Gus shrugged, “I think he would do it all over again, if he could. Never doubt that he is a monster.”
“Could he kill us?” Nick asked.
“I think so. We’re no lightweights, I’ll grant you that and you, Nick, as unassuming as you appear to be, are pretty fucking powerful. Let’s hope your ability has some affect on the creatures through this portal. If something comes at us and they will, don’t try to talk to it. Don’t try to surrender, don’t try to run. The only option is a strong offense. I doubt we’ll kill anything, but if we make ourselves appear to be a big enough threat to an attacker they will be forced to consider how weak they will become by trying to kill us. That’s what we have going for us; if we can convince them that they will be weakened by attacking us they will fear being taken out by something bigger because they are hurt.”
“Wow. Great pep talk.” Hank said.
“Oh, sorry. We’ll be find. Anyone have a cigarette?” Gus asked.
Hank looked around to the others, “What? Why? Do we need it for something on the other side?”
“No.” Gus said, “I was just going to light it up, have you bend over and then blow smoke up your ass too. Look, this isn’t a game, things are deadly here and deadly there. I think…and I emphasize the word, that we’ll be okay. But I’m not going to give you false advice or sugar coat it; if you see something over there go at it all out.”
“No exceptions?” Juan asked.
Gus hesitated, “If we come upon something, like we find something we might try talking. There may be people there. Very clever people.”
“Supers like Juan and me?”
“Only if they came from our side. Their virus didn’t help normal humans at all. Any people we find we must treat with caution. We got sold out last time, trusted someone who was working with a ‘master’ zombie, gathering up humans for him to devour.”
“Got it. Shoot anything that finds us. Defer to you if we see anything not charging us like a bull.”
“There may be some of our super zeds over there too, probably are, in fact. I told you that their zombies get nothing from killing ours, no power increase, remember?”
“Yeah, so there is no incentive for them to wipe our guys out. How would there be any zeds over there?”
“Some came with us, some passed through on their own. The rift, it acts as sort of a food source for our zeds. Some of them pass through out of curiosity. I hardly think anyone could say they accidently went through it.” Gus pointed at the bay and stairs, “I mean, that’s like accidently having sex with someone, isn’t it?”
Hank laughed, “Well? Shall we go?”
“Yeah, let’s get this thing started.” Nick said.

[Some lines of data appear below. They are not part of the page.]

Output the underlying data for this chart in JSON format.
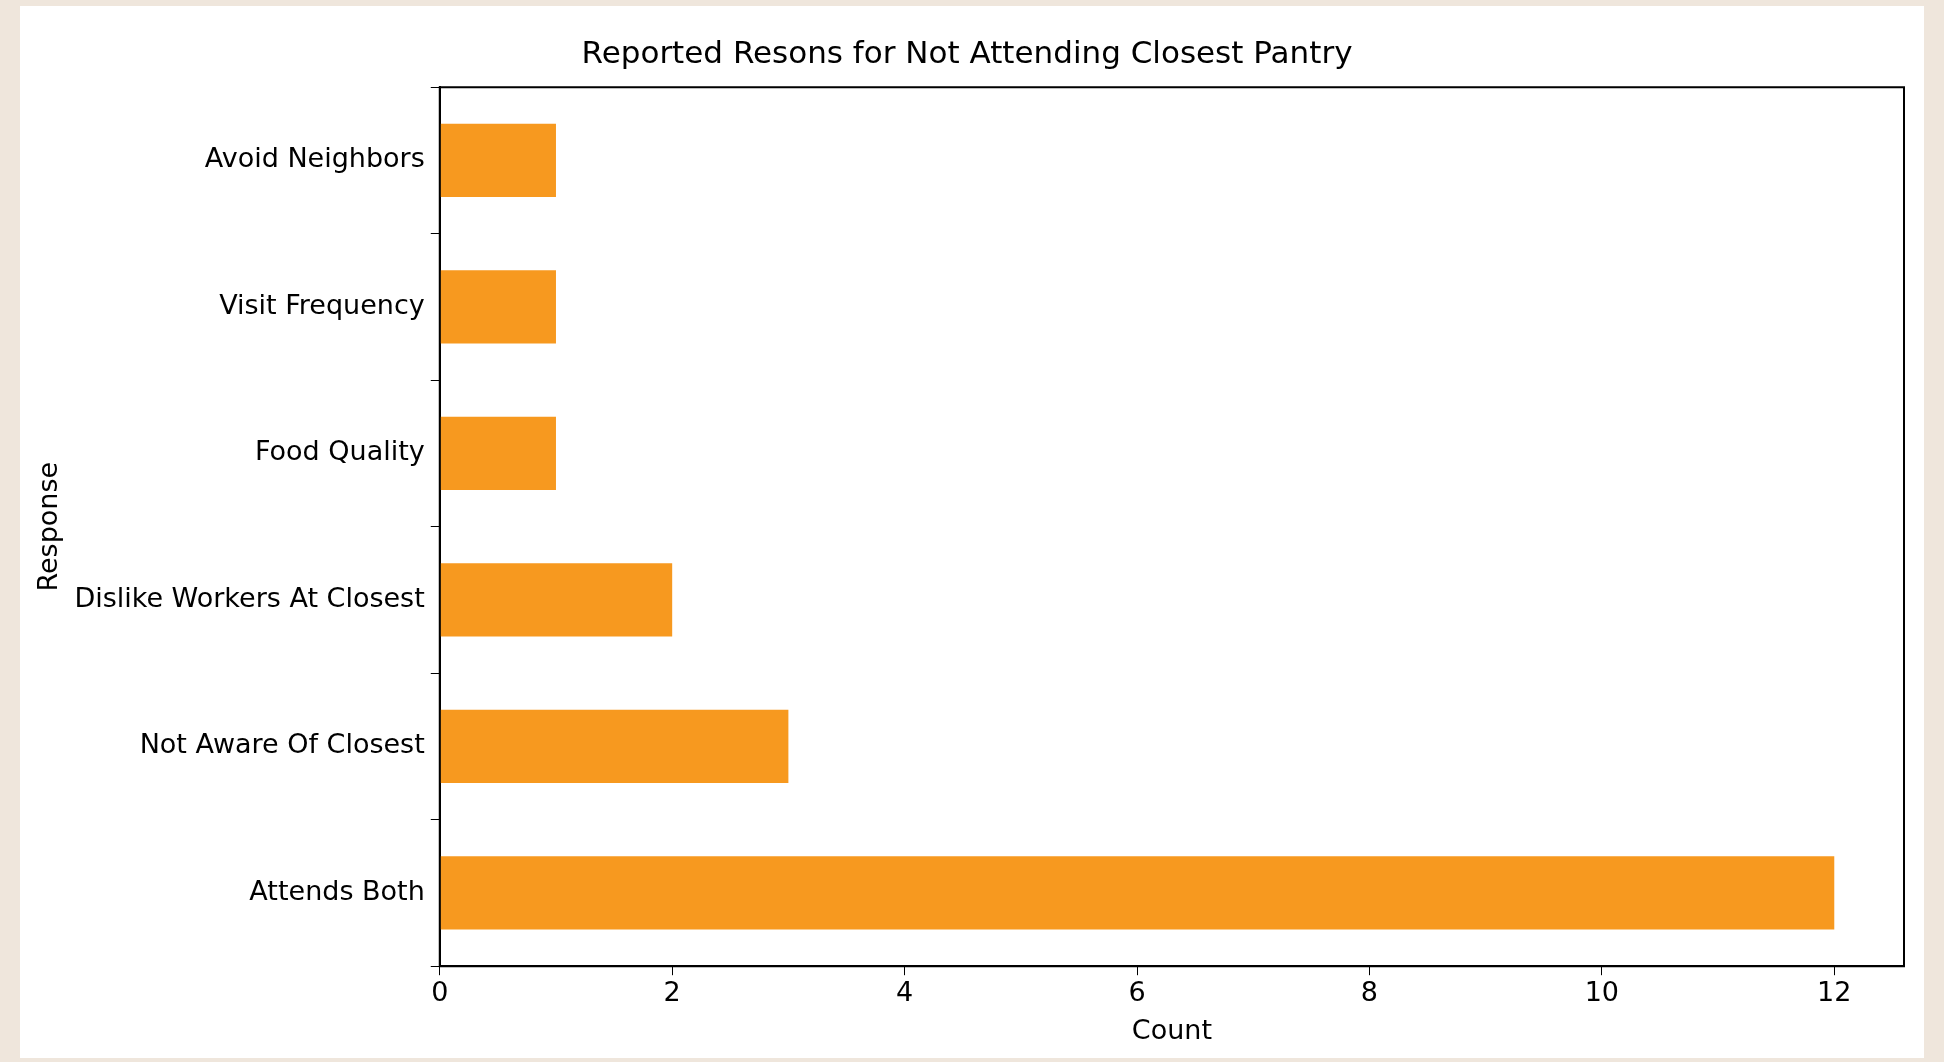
{
  "chart_data": {
    "type": "bar",
    "orientation": "horizontal",
    "title": "Reported Resons for Not Attending Closest Pantry",
    "xlabel": "Count",
    "ylabel": "Response",
    "categories": [
      "Avoid Neighbors",
      "Visit Frequency",
      "Food Quality",
      "Dislike Workers At Closest",
      "Not Aware Of Closest",
      "Attends Both"
    ],
    "values": [
      1,
      1,
      1,
      2,
      3,
      12
    ],
    "color": "#f7991f",
    "xlim": [
      0,
      12.6
    ],
    "xticks": [
      0,
      2,
      4,
      6,
      8,
      10,
      12
    ],
    "grid": false,
    "legend": false
  }
}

Gus just looked at him for a moment before carefully untying his plastic bags of gear. He removed a couple of strips of dense foam, which he placed under the stairs, “For when I get back, no sense in carrying it with me on the other side.” He said to Nick’s questioning look.
They dressed, checked their weapons and stood at the foot of the stairs looking at the darker patch of sky at the top of the platform. “You leading?” Hank asked Gus.
“I’d rather not.”
“Hah! Okay, I’ll go first, I’m least likely to draw any attention, being half zombie myself.” Hank walked up the stairs, followed closely by Juan, then Nick. Each man disappeared through the portal, stepping through the invisible plane like going from one room in a mansion into another. In moments Gus was alone at the top of the platform. He stood there looking at the opening, eyes closed behind his dark sunglasses.
“I swore I wouldn’t do this again. Unfortunately, I was wrong, so I must go on.” He muttered to himself. “Poetry at time like this.” He made a mock salute to the distant zombies on the north shore and stepped through to oblivion.